Царила глубокая тишина. Старый филин поднял крыло и показал нам на звездное небо — если всмотреться, то было видно, что оно бесконечно в своей неисчислимой протяженности. Впервые я так пристально вглядывался в ночное небо, темно-голубое, сплошь усеянное звездами.
Дядюшка Микеле с глубоким вздохом сказал, что его не занимает, отчего звезды всходят и заходят, что ему столь же безразличны причины затмений и природа сил, движущих светила на небосклоне, ибо во всем этом нет настоящего знания, это лишь истины, которые мы стремимся постичь в пределах собственного «я».
Мы еще раз поглядели вокруг в слабом свете звезд, и, к моему приятному удивлению, мне показалось, будто я вижу полное единообразие всех вещей, хранивших ночное безмолвие.
Вскоре мы распрощались и укрылись каждый в своем гнезде. Так кончился праздник.
VIII
Наступили дни, когда дядюшка Микеле почувствовал себя лучше. Было уже не так жарко, и мы, случалось, вдвоем летали на прогулки. Однажды он сказал мне: «Апомео, я хотел бы полететь высоко-высоко».
Мы полетели. Но вскоре дядюшка Микеле устал, и я сказал ему:
— Садитесь ко мне на спину.
Старик отвернулся, стыдясь своей слабости, но я осторожно подставил ему спину, паря под ним на распростертых крыльях. Он со смехом принял это предложение.
— Отлично, отлично! — восклицал он.
Я летел вверх спиралевидными завитками, и долина, полная изменчивых теней, заслонявших и искажавших ее безупречную зелень, уходила все дальше вниз.
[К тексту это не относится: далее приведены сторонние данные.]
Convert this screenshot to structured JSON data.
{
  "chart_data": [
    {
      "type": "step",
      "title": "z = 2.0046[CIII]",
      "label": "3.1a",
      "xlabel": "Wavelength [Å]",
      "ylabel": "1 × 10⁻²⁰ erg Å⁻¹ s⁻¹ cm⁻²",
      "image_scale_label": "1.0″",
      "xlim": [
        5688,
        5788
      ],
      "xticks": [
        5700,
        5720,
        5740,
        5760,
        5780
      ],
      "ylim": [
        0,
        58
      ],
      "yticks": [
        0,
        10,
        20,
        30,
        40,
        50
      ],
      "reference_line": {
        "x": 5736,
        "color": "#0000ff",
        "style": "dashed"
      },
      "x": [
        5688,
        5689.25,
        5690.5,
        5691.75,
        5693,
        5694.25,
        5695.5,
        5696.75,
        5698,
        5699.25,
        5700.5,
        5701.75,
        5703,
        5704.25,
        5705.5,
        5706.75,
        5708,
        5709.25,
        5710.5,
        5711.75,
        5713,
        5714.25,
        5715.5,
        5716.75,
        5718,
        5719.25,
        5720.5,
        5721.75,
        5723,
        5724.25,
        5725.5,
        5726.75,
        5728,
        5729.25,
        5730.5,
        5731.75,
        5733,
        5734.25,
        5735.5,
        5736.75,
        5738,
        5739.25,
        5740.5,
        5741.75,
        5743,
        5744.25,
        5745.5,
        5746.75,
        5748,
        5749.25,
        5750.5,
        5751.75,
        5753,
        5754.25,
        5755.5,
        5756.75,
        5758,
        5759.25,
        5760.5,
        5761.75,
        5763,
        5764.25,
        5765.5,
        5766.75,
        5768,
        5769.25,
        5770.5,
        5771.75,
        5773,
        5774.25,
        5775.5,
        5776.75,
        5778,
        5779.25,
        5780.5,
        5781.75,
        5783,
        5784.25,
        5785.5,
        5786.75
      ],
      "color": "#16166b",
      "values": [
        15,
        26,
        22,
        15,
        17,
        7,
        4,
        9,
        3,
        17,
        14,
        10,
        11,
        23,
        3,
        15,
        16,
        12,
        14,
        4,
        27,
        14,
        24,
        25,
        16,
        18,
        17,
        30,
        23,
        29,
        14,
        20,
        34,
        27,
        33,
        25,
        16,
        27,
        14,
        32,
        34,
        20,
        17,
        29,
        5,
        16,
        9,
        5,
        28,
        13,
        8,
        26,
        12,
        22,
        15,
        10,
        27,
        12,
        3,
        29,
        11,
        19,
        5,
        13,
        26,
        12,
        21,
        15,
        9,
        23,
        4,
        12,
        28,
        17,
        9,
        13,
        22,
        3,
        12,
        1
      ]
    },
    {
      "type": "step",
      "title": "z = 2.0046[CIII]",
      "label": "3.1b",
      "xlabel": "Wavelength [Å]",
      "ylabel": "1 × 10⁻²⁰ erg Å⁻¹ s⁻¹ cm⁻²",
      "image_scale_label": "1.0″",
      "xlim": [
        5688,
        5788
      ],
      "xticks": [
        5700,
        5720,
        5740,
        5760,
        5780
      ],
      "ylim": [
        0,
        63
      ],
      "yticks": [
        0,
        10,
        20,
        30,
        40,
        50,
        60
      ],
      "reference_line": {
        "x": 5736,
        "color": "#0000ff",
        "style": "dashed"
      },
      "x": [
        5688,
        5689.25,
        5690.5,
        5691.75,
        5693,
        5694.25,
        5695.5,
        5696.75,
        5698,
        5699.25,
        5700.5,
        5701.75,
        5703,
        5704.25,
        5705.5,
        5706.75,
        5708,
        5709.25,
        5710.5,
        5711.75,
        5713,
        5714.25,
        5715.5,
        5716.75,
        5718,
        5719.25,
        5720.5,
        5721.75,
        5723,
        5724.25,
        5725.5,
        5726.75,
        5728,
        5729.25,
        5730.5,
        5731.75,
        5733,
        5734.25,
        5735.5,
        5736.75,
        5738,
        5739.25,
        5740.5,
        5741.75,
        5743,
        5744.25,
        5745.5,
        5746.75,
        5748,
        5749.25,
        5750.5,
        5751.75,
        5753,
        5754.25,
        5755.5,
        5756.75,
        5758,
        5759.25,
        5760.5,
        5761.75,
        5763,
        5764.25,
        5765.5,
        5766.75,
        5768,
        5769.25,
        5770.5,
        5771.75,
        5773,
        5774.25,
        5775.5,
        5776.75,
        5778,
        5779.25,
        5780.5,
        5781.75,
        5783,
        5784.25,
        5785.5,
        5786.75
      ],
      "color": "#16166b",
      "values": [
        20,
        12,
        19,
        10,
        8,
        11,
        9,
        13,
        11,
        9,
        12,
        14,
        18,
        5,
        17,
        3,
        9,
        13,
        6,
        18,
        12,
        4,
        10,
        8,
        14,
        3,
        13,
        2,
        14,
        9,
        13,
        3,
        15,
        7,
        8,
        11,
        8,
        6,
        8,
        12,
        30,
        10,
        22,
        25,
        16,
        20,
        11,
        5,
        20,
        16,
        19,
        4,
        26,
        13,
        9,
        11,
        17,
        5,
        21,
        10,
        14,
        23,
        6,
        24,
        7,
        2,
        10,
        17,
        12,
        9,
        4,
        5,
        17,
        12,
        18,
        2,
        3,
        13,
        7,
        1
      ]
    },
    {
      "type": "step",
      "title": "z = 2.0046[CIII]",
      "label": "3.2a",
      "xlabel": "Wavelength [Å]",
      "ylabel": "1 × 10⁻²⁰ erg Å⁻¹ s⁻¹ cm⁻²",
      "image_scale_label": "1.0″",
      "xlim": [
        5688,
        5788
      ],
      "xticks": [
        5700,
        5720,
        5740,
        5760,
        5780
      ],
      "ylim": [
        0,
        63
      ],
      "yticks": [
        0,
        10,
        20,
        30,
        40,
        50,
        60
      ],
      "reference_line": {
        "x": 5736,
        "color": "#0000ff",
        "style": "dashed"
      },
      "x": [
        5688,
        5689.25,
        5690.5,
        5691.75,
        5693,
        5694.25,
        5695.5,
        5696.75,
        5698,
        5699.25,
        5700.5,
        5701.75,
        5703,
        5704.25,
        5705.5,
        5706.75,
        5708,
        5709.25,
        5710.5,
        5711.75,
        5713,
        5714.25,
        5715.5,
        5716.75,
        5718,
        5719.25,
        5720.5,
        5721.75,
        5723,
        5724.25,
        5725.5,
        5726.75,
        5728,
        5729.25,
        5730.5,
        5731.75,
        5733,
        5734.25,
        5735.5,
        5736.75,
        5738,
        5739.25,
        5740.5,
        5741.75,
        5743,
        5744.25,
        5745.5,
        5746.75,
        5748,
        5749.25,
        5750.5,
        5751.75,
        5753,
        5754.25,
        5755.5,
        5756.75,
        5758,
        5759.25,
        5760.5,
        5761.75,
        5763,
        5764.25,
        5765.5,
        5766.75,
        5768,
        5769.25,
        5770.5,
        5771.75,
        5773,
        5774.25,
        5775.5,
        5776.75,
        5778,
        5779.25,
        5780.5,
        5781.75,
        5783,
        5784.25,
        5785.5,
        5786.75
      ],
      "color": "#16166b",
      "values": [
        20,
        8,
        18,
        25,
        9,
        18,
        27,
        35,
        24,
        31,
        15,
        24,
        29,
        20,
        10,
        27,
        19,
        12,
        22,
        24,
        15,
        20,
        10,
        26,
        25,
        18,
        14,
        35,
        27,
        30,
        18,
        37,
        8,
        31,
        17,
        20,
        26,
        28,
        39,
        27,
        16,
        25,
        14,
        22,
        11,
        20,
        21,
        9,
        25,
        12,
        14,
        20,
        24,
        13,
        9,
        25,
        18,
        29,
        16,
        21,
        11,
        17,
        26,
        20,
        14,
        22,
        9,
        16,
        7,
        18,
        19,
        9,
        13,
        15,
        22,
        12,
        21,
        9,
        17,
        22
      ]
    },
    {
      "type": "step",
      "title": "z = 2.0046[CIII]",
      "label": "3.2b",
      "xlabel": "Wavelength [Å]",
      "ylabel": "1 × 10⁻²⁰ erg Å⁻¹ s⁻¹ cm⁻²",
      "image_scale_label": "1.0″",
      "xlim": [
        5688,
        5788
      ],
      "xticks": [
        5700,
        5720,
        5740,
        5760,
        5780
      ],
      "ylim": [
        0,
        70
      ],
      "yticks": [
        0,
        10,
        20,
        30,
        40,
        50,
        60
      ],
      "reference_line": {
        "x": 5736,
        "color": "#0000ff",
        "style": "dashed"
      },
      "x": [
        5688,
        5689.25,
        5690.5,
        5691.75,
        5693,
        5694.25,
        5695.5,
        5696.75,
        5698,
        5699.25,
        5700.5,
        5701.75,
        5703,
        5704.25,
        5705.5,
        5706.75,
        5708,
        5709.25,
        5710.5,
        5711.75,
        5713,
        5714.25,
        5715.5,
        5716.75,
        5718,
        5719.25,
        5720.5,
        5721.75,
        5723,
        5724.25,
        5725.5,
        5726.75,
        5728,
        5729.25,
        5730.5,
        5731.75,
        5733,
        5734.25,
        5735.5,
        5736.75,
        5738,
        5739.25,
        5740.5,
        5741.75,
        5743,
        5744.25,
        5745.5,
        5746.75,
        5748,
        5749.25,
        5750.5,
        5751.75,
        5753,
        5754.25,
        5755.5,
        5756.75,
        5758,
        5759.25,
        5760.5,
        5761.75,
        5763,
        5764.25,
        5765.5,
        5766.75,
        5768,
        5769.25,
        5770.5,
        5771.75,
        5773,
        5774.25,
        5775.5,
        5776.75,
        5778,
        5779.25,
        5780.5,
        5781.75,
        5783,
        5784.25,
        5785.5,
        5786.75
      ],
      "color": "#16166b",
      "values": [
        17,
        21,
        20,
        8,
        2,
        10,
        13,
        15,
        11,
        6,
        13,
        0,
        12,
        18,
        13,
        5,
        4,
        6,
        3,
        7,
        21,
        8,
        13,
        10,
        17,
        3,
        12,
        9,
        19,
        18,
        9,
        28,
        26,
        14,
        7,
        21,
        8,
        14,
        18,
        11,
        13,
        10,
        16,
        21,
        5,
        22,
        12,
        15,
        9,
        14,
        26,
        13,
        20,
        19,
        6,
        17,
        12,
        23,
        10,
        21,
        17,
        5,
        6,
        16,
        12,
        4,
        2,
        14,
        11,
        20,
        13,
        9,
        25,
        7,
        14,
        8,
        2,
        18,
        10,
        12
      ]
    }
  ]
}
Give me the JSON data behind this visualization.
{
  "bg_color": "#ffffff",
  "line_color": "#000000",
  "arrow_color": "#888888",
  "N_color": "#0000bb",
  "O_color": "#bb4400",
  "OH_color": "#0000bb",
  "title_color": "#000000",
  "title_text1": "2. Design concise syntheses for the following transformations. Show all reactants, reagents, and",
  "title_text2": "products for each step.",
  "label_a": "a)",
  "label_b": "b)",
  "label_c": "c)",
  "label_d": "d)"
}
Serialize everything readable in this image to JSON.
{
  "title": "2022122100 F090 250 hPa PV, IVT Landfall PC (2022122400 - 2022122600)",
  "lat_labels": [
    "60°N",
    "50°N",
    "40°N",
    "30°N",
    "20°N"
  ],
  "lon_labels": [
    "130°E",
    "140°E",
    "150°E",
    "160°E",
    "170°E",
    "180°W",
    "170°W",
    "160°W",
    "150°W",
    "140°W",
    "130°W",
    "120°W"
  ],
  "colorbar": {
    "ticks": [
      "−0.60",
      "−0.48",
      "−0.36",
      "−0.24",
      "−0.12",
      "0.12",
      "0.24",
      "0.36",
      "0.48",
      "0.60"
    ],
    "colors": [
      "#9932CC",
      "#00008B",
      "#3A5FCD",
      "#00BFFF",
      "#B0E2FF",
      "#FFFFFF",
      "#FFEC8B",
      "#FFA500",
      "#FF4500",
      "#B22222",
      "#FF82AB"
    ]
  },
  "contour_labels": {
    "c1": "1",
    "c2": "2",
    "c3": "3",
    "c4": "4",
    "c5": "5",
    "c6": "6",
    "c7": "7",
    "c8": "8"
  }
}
— Как здесь чудесно! — говорил патруус Вериссимус. — Давай поднимемся еще выше.
Он не отрываясь глядел в долину, теперь уже умещавшуюся на стиснутом со всех сторон клочке земли, сведенную к простейшей материи и казавшуюся нам далекой и ничтожной. Не часто мне доводилось подниматься так высоко.
— Выше, еще выше, — настаивал мой друг.
Оттуда почти ничего уже не было видно, отроги гор, видимые из нижних слоев воздуха, теперь расплылись в океане света.
— О-о! — то и дело вскрикивал патруус Вериссимус.
На какое-то время я неподвижно застыл в небе. Воздух здесь был разреженный, поэтому приходилось беспрестанно взмахивать крыльями; искоса я бросал взгляд на долину, теперь уже полностью скрывшую от нас свой облик.